Vous avez le temps de tout faire ?
Je ne peux pas vivre autrement. Je ne peux pas vivre en faisant un seul projet. Je m'ennuierais.
Cela fait quoi d'être le père de Nabil Ayouch ?
Je suis rempli de joie. Je suis très heureux d'avoir des enfants que j'aime beaucoup. Hicham, qui est journaliste et qui a travaillé dans des chaînes françaises comme TF1, TV5 et France 3 ; Nabil, qui est un garçon que j'aime et que je respecte pour ses idées, pour son intelligence et pour ce qu'il apporte à ce pays ; j'aime mes deux enfants. Ils ont pu réussir en France et ils ont tenu tous les deux à vivre dans leur pays et de l'aider à aller loin. Je trouve cela extraordinaire.

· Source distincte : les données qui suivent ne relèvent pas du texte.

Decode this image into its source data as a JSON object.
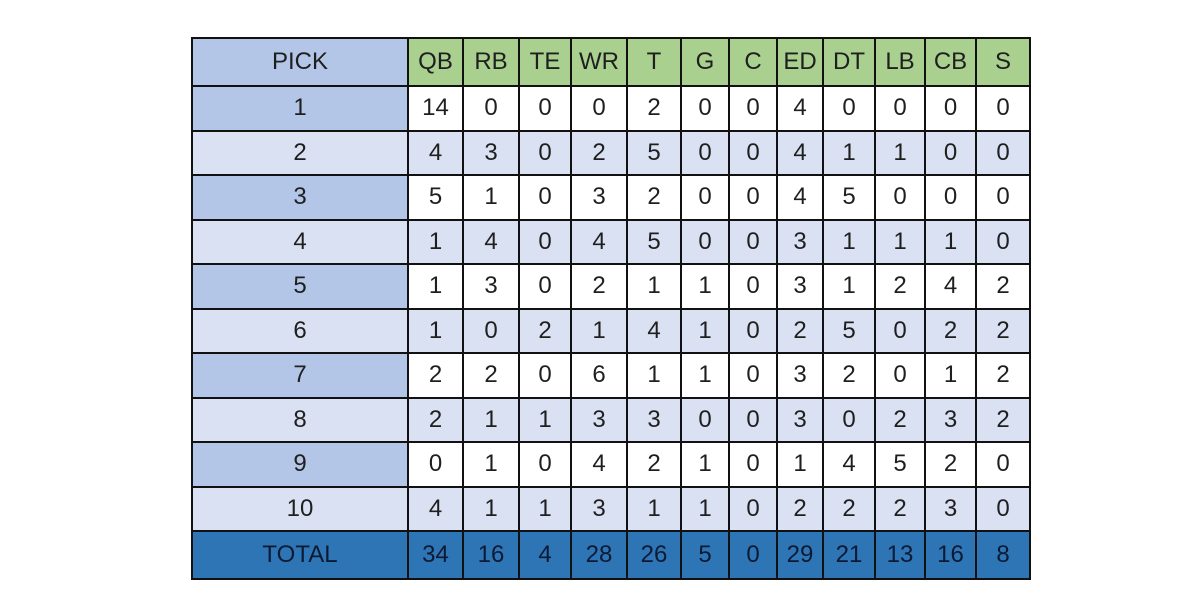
{
  "table": {
    "header": [
      "PICK",
      "QB",
      "RB",
      "TE",
      "WR",
      "T",
      "G",
      "C",
      "ED",
      "DT",
      "LB",
      "CB",
      "S"
    ],
    "rows": [
      [
        1,
        14,
        0,
        0,
        0,
        2,
        0,
        0,
        4,
        0,
        0,
        0,
        0
      ],
      [
        2,
        4,
        3,
        0,
        2,
        5,
        0,
        0,
        4,
        1,
        1,
        0,
        0
      ],
      [
        3,
        5,
        1,
        0,
        3,
        2,
        0,
        0,
        4,
        5,
        0,
        0,
        0
      ],
      [
        4,
        1,
        4,
        0,
        4,
        5,
        0,
        0,
        3,
        1,
        1,
        1,
        0
      ],
      [
        5,
        1,
        3,
        0,
        2,
        1,
        1,
        0,
        3,
        1,
        2,
        4,
        2
      ],
      [
        6,
        1,
        0,
        2,
        1,
        4,
        1,
        0,
        2,
        5,
        0,
        2,
        2
      ],
      [
        7,
        2,
        2,
        0,
        6,
        1,
        1,
        0,
        3,
        2,
        0,
        1,
        2
      ],
      [
        8,
        2,
        1,
        1,
        3,
        3,
        0,
        0,
        3,
        0,
        2,
        3,
        2
      ],
      [
        9,
        0,
        1,
        0,
        4,
        2,
        1,
        0,
        1,
        4,
        5,
        2,
        0
      ],
      [
        10,
        4,
        1,
        1,
        3,
        1,
        1,
        0,
        2,
        2,
        2,
        3,
        0
      ]
    ],
    "total": [
      "TOTAL",
      34,
      16,
      4,
      28,
      26,
      5,
      0,
      29,
      21,
      13,
      16,
      8
    ]
  }
}
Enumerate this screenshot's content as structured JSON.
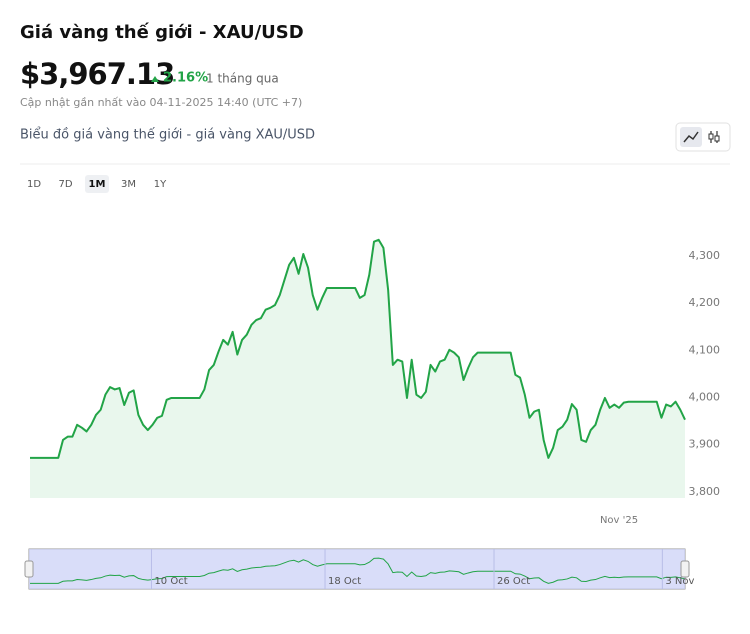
{
  "header": {
    "title": "Giá vàng thế giới - XAU/USD",
    "price": "$3,967.13",
    "change": "2.16%",
    "period": "1 tháng qua",
    "updated": "Cập nhật gần nhất vào 04-11-2025 14:40 (UTC +7)"
  },
  "chart_data": {
    "type": "line",
    "subtitle": "Biểu đồ giá vàng thế giới - giá vàng XAU/USD",
    "ranges": [
      "1D",
      "7D",
      "1M",
      "3M",
      "1Y"
    ],
    "active_range": 2,
    "color": "#22a447",
    "fill": "#e9f7ed",
    "ylim": [
      3787,
      4429
    ],
    "yticks": [
      {
        "value": 3800,
        "label": "3,800"
      },
      {
        "value": 3900,
        "label": "3,900"
      },
      {
        "value": 4000,
        "label": "4,000"
      },
      {
        "value": 4100,
        "label": "4,100"
      },
      {
        "value": 4200,
        "label": "4,200"
      },
      {
        "value": 4300,
        "label": "4,300"
      }
    ],
    "xticks": [
      {
        "value": 125,
        "label": "Nov '25"
      }
    ],
    "values": [
      3872,
      3872,
      3872,
      3872,
      3872,
      3872,
      3872,
      3910,
      3917,
      3917,
      3942,
      3936,
      3928,
      3942,
      3963,
      3974,
      4006,
      4022,
      4017,
      4020,
      3984,
      4010,
      4015,
      3963,
      3942,
      3931,
      3942,
      3957,
      3961,
      3995,
      3999,
      3999,
      3999,
      3999,
      3999,
      3999,
      3999,
      4017,
      4058,
      4069,
      4097,
      4122,
      4112,
      4139,
      4091,
      4122,
      4133,
      4154,
      4164,
      4168,
      4186,
      4190,
      4196,
      4217,
      4249,
      4281,
      4296,
      4262,
      4304,
      4275,
      4217,
      4186,
      4211,
      4232,
      4232,
      4232,
      4232,
      4232,
      4232,
      4232,
      4211,
      4217,
      4260,
      4330,
      4334,
      4317,
      4228,
      4069,
      4080,
      4076,
      3999,
      4080,
      4006,
      3999,
      4012,
      4069,
      4055,
      4076,
      4080,
      4101,
      4095,
      4085,
      4037,
      4063,
      4085,
      4095,
      4095,
      4095,
      4095,
      4095,
      4095,
      4095,
      4095,
      4048,
      4042,
      4006,
      3957,
      3970,
      3974,
      3910,
      3872,
      3893,
      3931,
      3938,
      3953,
      3986,
      3974,
      3910,
      3906,
      3931,
      3942,
      3974,
      3999,
      3978,
      3985,
      3978,
      3989,
      3991,
      3991,
      3991,
      3991,
      3991,
      3991,
      3991,
      3957,
      3985,
      3981,
      3991,
      3974,
      3953
    ],
    "navigator_labels": [
      "10 Oct",
      "18 Oct",
      "26 Oct",
      "3 Nov"
    ]
  }
}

Vous regardez «Lalla Fatima»
Bien sûr. Je la regarde moins ce Ramadan parce que je suis parfois invité à l'extérieur ou bien j'ai du travail. Je trouve que cette série est meilleure que celle de l'année dernière. Je trouve qu'il y a eu beaucoup de nouveauté. Je pense que le réalisateur d'Ali n'y apporte beaucoup. Je pense que les acteurs sont intelligents et que les thèmes qui sont abordés cette année touchent beaucoup plus la société.

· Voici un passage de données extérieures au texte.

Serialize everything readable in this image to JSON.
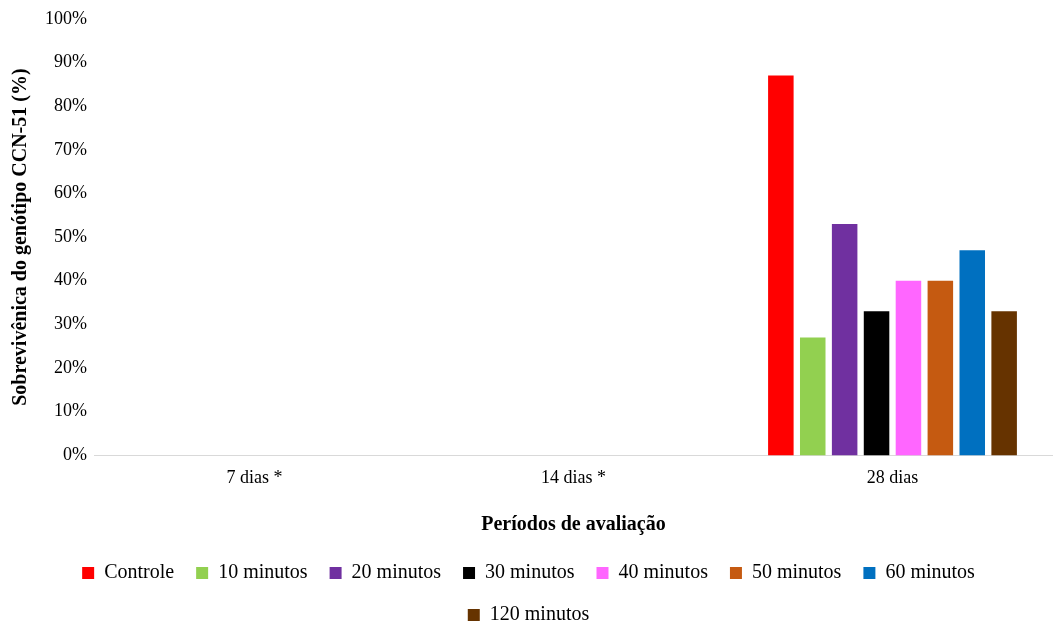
{
  "chart_data": {
    "type": "bar",
    "xlabel": "Períodos de avaliação",
    "ylabel": "Sobrevivênica do genótipo CCN-51 (%)",
    "categories": [
      "7 dias *",
      "14 dias *",
      "28 dias"
    ],
    "series": [
      {
        "name": "Controle",
        "color": "#ff0000",
        "values": [
          0,
          0,
          87
        ]
      },
      {
        "name": "10 minutos",
        "color": "#92d050",
        "values": [
          0,
          0,
          27
        ]
      },
      {
        "name": "20 minutos",
        "color": "#7030a0",
        "values": [
          0,
          0,
          53
        ]
      },
      {
        "name": "30 minutos",
        "color": "#000000",
        "values": [
          0,
          0,
          33
        ]
      },
      {
        "name": "40 minutos",
        "color": "#ff66ff",
        "values": [
          0,
          0,
          40
        ]
      },
      {
        "name": "50 minutos",
        "color": "#c55a11",
        "values": [
          0,
          0,
          40
        ]
      },
      {
        "name": "60 minutos",
        "color": "#0070c0",
        "values": [
          0,
          0,
          47
        ]
      },
      {
        "name": "120 minutos",
        "color": "#663300",
        "values": [
          0,
          0,
          33
        ]
      }
    ],
    "ylim": [
      0,
      100
    ],
    "yticks": [
      {
        "value": 0,
        "label": "0%"
      },
      {
        "value": 10,
        "label": "10%"
      },
      {
        "value": 20,
        "label": "20%"
      },
      {
        "value": 30,
        "label": "30%"
      },
      {
        "value": 40,
        "label": "40%"
      },
      {
        "value": 50,
        "label": "50%"
      },
      {
        "value": 60,
        "label": "60%"
      },
      {
        "value": 70,
        "label": "70%"
      },
      {
        "value": 80,
        "label": "80%"
      },
      {
        "value": 90,
        "label": "90%"
      },
      {
        "value": 100,
        "label": "100%"
      }
    ],
    "grid": false,
    "legend": "bottom"
  }
}
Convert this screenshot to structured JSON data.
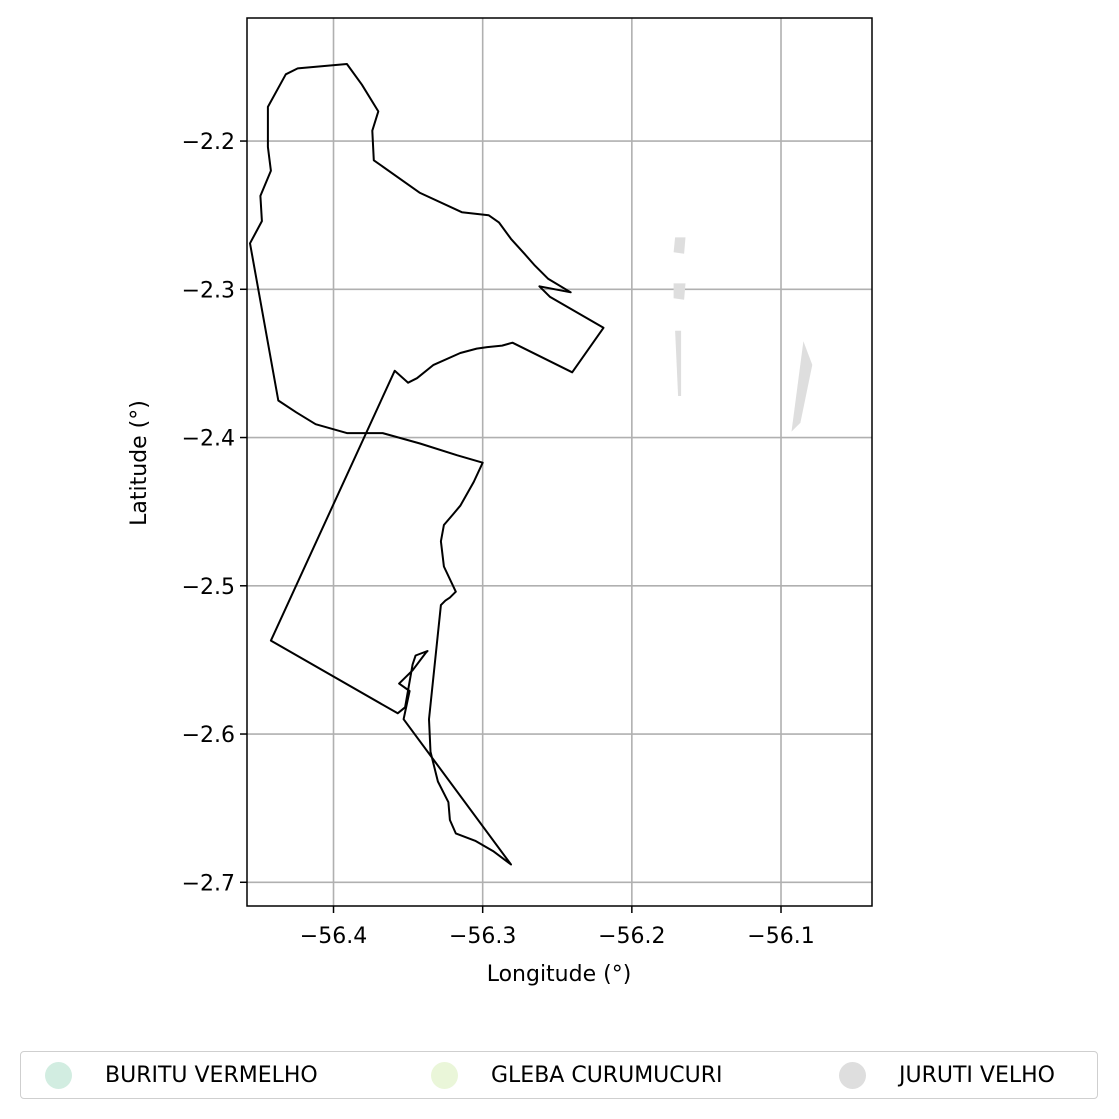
{
  "chart_data": {
    "type": "map",
    "xlabel": "Longitude (°)",
    "ylabel": "Latitude (°)",
    "xlim": [
      -56.458,
      -56.039
    ],
    "ylim": [
      -2.716,
      -2.117
    ],
    "xticks": [
      -56.4,
      -56.3,
      -56.2,
      -56.1
    ],
    "yticks": [
      -2.2,
      -2.3,
      -2.4,
      -2.5,
      -2.6,
      -2.7
    ],
    "xtick_labels": [
      "−56.4",
      "−56.3",
      "−56.2",
      "−56.1"
    ],
    "ytick_labels": [
      "−2.2",
      "−2.3",
      "−2.4",
      "−2.5",
      "−2.6",
      "−2.7"
    ],
    "grid": true,
    "boundary": [
      [
        -56.442,
        -2.537
      ],
      [
        -56.359,
        -2.355
      ],
      [
        -56.35,
        -2.363
      ],
      [
        -56.344,
        -2.36
      ],
      [
        -56.333,
        -2.351
      ],
      [
        -56.315,
        -2.343
      ],
      [
        -56.304,
        -2.34
      ],
      [
        -56.297,
        -2.339
      ],
      [
        -56.287,
        -2.338
      ],
      [
        -56.28,
        -2.336
      ],
      [
        -56.24,
        -2.356
      ],
      [
        -56.219,
        -2.326
      ],
      [
        -56.255,
        -2.305
      ],
      [
        -56.262,
        -2.298
      ],
      [
        -56.241,
        -2.302
      ],
      [
        -56.256,
        -2.293
      ],
      [
        -56.265,
        -2.284
      ],
      [
        -56.272,
        -2.276
      ],
      [
        -56.281,
        -2.266
      ],
      [
        -56.289,
        -2.255
      ],
      [
        -56.296,
        -2.25
      ],
      [
        -56.314,
        -2.248
      ],
      [
        -56.342,
        -2.235
      ],
      [
        -56.373,
        -2.213
      ],
      [
        -56.374,
        -2.193
      ],
      [
        -56.37,
        -2.18
      ],
      [
        -56.381,
        -2.162
      ],
      [
        -56.391,
        -2.148
      ],
      [
        -56.424,
        -2.151
      ],
      [
        -56.432,
        -2.155
      ],
      [
        -56.444,
        -2.177
      ],
      [
        -56.444,
        -2.204
      ],
      [
        -56.442,
        -2.22
      ],
      [
        -56.449,
        -2.237
      ],
      [
        -56.448,
        -2.254
      ],
      [
        -56.456,
        -2.269
      ],
      [
        -56.437,
        -2.375
      ],
      [
        -56.425,
        -2.383
      ],
      [
        -56.412,
        -2.391
      ],
      [
        -56.391,
        -2.397
      ],
      [
        -56.367,
        -2.397
      ],
      [
        -56.342,
        -2.404
      ],
      [
        -56.317,
        -2.412
      ],
      [
        -56.3,
        -2.417
      ],
      [
        -56.306,
        -2.43
      ],
      [
        -56.315,
        -2.446
      ],
      [
        -56.32,
        -2.452
      ],
      [
        -56.326,
        -2.459
      ],
      [
        -56.328,
        -2.47
      ],
      [
        -56.326,
        -2.487
      ],
      [
        -56.318,
        -2.504
      ],
      [
        -56.322,
        -2.508
      ],
      [
        -56.325,
        -2.51
      ],
      [
        -56.328,
        -2.513
      ],
      [
        -56.336,
        -2.59
      ],
      [
        -56.335,
        -2.612
      ],
      [
        -56.33,
        -2.632
      ],
      [
        -56.323,
        -2.646
      ],
      [
        -56.322,
        -2.658
      ],
      [
        -56.318,
        -2.667
      ],
      [
        -56.305,
        -2.672
      ],
      [
        -56.293,
        -2.679
      ],
      [
        -56.281,
        -2.688
      ],
      [
        -56.353,
        -2.59
      ],
      [
        -56.349,
        -2.571
      ],
      [
        -56.356,
        -2.566
      ],
      [
        -56.347,
        -2.557
      ],
      [
        -56.338,
        -2.545
      ],
      [
        -56.337,
        -2.544
      ],
      [
        -56.345,
        -2.547
      ],
      [
        -56.347,
        -2.553
      ],
      [
        -56.352,
        -2.582
      ],
      [
        -56.357,
        -2.586
      ],
      [
        -56.442,
        -2.537
      ]
    ],
    "shaded_areas": [
      {
        "name": "JURUTI VELHO",
        "points": [
          [
            -56.079,
            -2.351
          ],
          [
            -56.085,
            -2.335
          ],
          [
            -56.093,
            -2.396
          ],
          [
            -56.087,
            -2.39
          ]
        ]
      },
      {
        "name": "JURUTI VELHO",
        "points": [
          [
            -56.171,
            -2.328
          ],
          [
            -56.167,
            -2.328
          ],
          [
            -56.167,
            -2.372
          ],
          [
            -56.169,
            -2.372
          ]
        ]
      },
      {
        "name": "JURUTI VELHO",
        "points": [
          [
            -56.172,
            -2.296
          ],
          [
            -56.164,
            -2.296
          ],
          [
            -56.165,
            -2.307
          ],
          [
            -56.172,
            -2.306
          ]
        ]
      },
      {
        "name": "JURUTI VELHO",
        "points": [
          [
            -56.171,
            -2.265
          ],
          [
            -56.164,
            -2.265
          ],
          [
            -56.165,
            -2.276
          ],
          [
            -56.172,
            -2.275
          ]
        ]
      }
    ],
    "series": [
      {
        "name": "BURITU VERMELHO",
        "color": "#d2ede1"
      },
      {
        "name": "GLEBA CURUMUCURI",
        "color": "#eaf6d9"
      },
      {
        "name": "JURUTI VELHO",
        "color": "#dedede"
      }
    ]
  },
  "legend": {
    "items": [
      {
        "label": "BURITU VERMELHO",
        "color": "#d2ede1"
      },
      {
        "label": "GLEBA CURUMUCURI",
        "color": "#eaf6d9"
      },
      {
        "label": "JURUTI VELHO",
        "color": "#dedede"
      }
    ]
  }
}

D'ailleurs, j'ai demandé à droite et à gauche, j'ai remarqué que des gens appréciaient. L'audience de Lalla Fatima est la plus forte de toutes les émissions. Elle frise quelquefois les 50 %. Ce qui est colossal. Cela prouve que le peuple aime et que le papa de Nabil et de Hicham aime aussi. Il souhaiterait que ça s'améliore plus et je pense que Nabil est conscient de cela. Il faudrait aussi donner la parole à d'autres réalisateurs pour faire des émissions et des téléfeuilletons. 2M fait ça depuis un certain nombre d'années. J'espère qu'elle va continuer et que la RTM en fait de même. La meilleure télévision est une télévision de proximité qui fait appel aux talents marocains.
Qu'est-ce-que cela fait de vivre dans «Le plus beau pays du monde» ?

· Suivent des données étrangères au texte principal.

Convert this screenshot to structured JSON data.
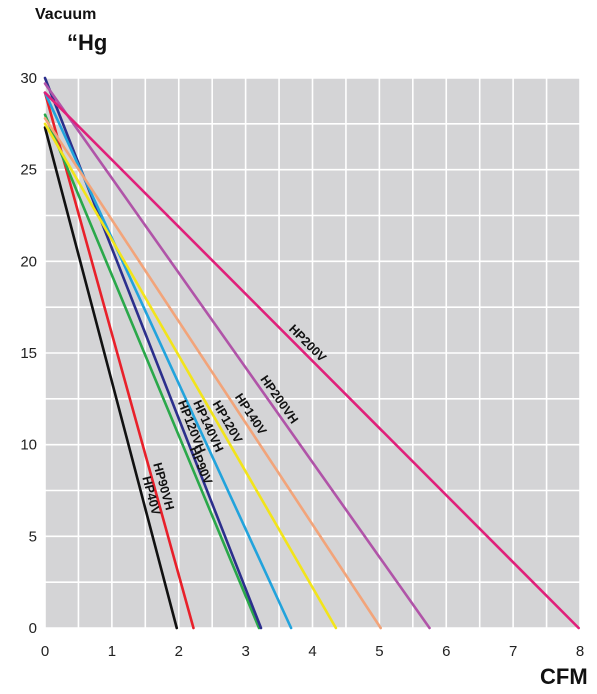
{
  "chart_data": {
    "type": "line",
    "title": "",
    "ylabel_line1": "Vacuum",
    "ylabel_line2": "“Hg",
    "xlabel": "CFM",
    "xlim": [
      0,
      8
    ],
    "ylim": [
      0,
      30
    ],
    "xticks": [
      "0",
      "1",
      "2",
      "3",
      "4",
      "5",
      "6",
      "7",
      "8"
    ],
    "yticks": [
      "0",
      "5",
      "10",
      "15",
      "20",
      "25",
      "30"
    ],
    "grid": true,
    "background": "#d4d4d6",
    "series": [
      {
        "name": "HP40V",
        "color": "#111111",
        "x": [
          0,
          1.97
        ],
        "y": [
          27.3,
          0
        ],
        "label_at": 0.74
      },
      {
        "name": "HP90VH",
        "color": "#e8202a",
        "x": [
          0,
          2.22
        ],
        "y": [
          29.2,
          0
        ],
        "label_at": 0.74
      },
      {
        "name": "HP90V",
        "color": "#2aa84a",
        "x": [
          0,
          3.2
        ],
        "y": [
          28.0,
          0
        ],
        "label_at": 0.69
      },
      {
        "name": "HP120VH",
        "color": "#2c2f8c",
        "x": [
          0,
          3.23
        ],
        "y": [
          30.0,
          0
        ],
        "label_at": 0.64
      },
      {
        "name": "HP140VH",
        "color": "#22a3dc",
        "x": [
          0,
          3.68
        ],
        "y": [
          29.2,
          0
        ],
        "label_at": 0.63
      },
      {
        "name": "HP120V",
        "color": "#f2e41a",
        "x": [
          0,
          4.35
        ],
        "y": [
          27.5,
          0
        ],
        "label_at": 0.6
      },
      {
        "name": "HP140V",
        "color": "#f2a47a",
        "x": [
          0,
          5.02
        ],
        "y": [
          27.8,
          0
        ],
        "label_at": 0.59
      },
      {
        "name": "HP200VH",
        "color": "#b054a8",
        "x": [
          0,
          5.75
        ],
        "y": [
          29.7,
          0
        ],
        "label_at": 0.59
      },
      {
        "name": "HP200V",
        "color": "#e0207a",
        "x": [
          0,
          7.98
        ],
        "y": [
          29.2,
          0
        ],
        "label_at": 0.48
      }
    ]
  }
}
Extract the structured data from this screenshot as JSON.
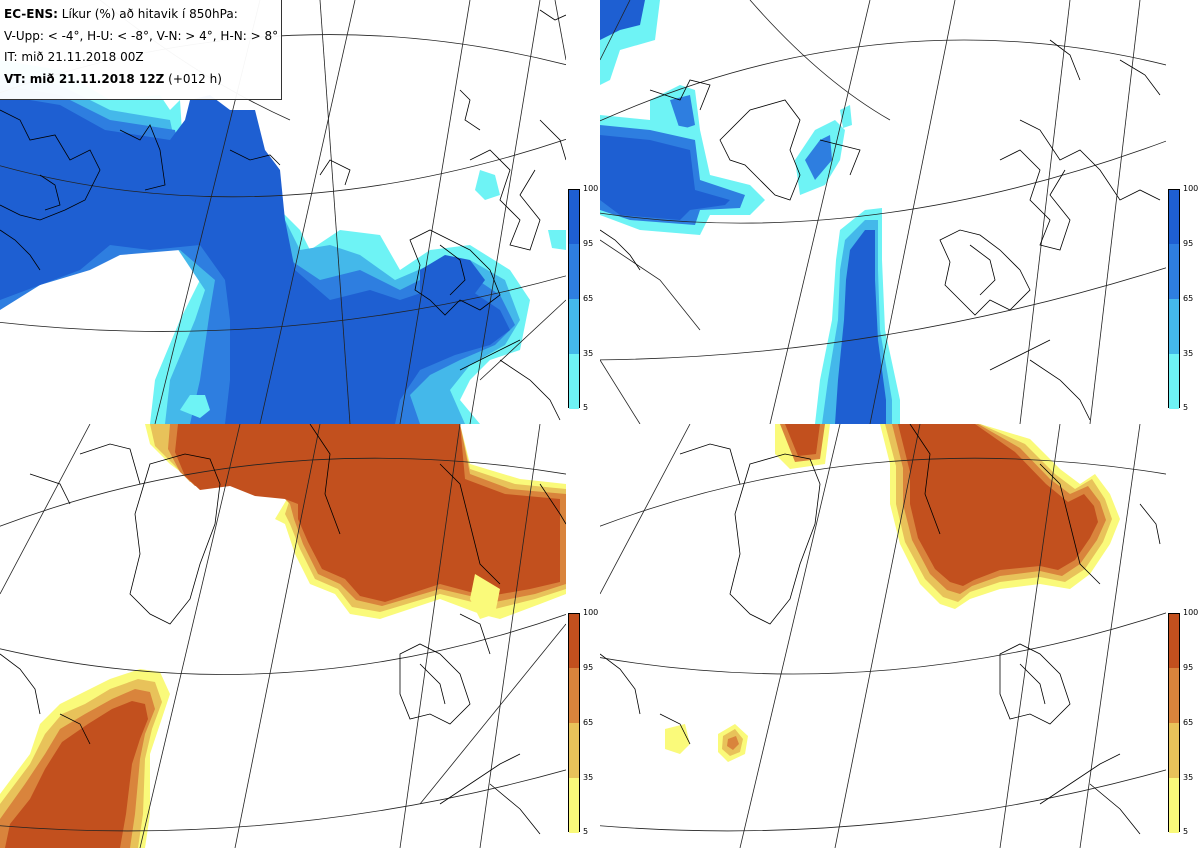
{
  "legend": {
    "line1_bold": "EC-ENS:",
    "line1_rest": " Líkur (%) að hitavik í 850hPa:",
    "line2": "V-Upp: < -4°, H-U: < -8°, V-N: > 4°, H-N: > 8°",
    "line3": "IT: mið 21.11.2018 00Z",
    "line4_bold": "VT: mið 21.11.2018 12Z",
    "line4_rest": " (+012 h)"
  },
  "colorbars": {
    "blue": {
      "ticks": [
        "100",
        "95",
        "65",
        "35",
        "5"
      ],
      "colors": [
        "#1e5fd2",
        "#2e7ee0",
        "#44b8ea",
        "#6ef3f5"
      ]
    },
    "orange": {
      "ticks": [
        "100",
        "95",
        "65",
        "35",
        "5"
      ],
      "colors": [
        "#c2501e",
        "#d9843c",
        "#e8c25a",
        "#fafa7a"
      ]
    }
  },
  "panels": [
    {
      "id": "v-upp",
      "fill": "blue"
    },
    {
      "id": "h-u",
      "fill": "blue"
    },
    {
      "id": "v-n",
      "fill": "orange"
    },
    {
      "id": "h-n",
      "fill": "orange"
    }
  ]
}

Moi je considère que le Maroc est le plus beau pays du monde. Ca n'est pas du tout une forfanterie ni un mensonge. Je le vis profondément. Je suis quelqu'un qui voyage beaucoup. J'ai visité une centaine de pays et je dois dire qu'à chaque fois que je voyage, je n'ai qu'une envie : celle de rentrer dans mon pays. Il n'y a qu'une chose qui me manque c'est mon pays : les plages de mon pays, les paysages de mon pays, les habitants de mon pays et l'ambiance de mon pays. Je suis très fier d'être Marocain. J'estime que ce pays mérite plus que ce qu'on lui donne actuellement. Au lieu de continuer à le dénigrer comme font certains, il faut participer à sa construction.
La réforme de la Moudaouana vous inspire-t-elle un commentaire ?
Je suis infiniment heureux de cette réforme. Toute ma vie j'ai accordé une place importante à la Femme. Kalima a été créé pour la Femme. 98 % des bénéficiaires des crédits de Zakora sont des femmes. C'est une ségrégation positive que je revendique. 65 % de jeunes filles bénéficient des cours de l'éducation non formelle et 85 % des cours d'alphabétisation pour femmes.
La Moudaouana ouvre un champ fantastique à l'évolution et au développement économique, social, culturel et politique de ce pays. En donnant leur chance aux femmes dans tous ces domaines, nous libérons 50 % de l'énergie qui était endormie. La chape qui pesait sur le Maroc, qui l'empêchait de progresser et d'atteindre un niveau économique décent et de rejoindre les pays développés, va être brisée avec la nouvelle Moudaouana. Même notre image sur le plan extérieur va être améliorée.
A nous maintenant de veiller à son application et de faire en sorte que les juges ne la déforment pas. Cette réforme n'est pas dirigée contre l'Homme. Elle touche aussi bien la Femme que l'Homme et l'Enfant. Elle est dans l'intérêt de tous les membres de la famille.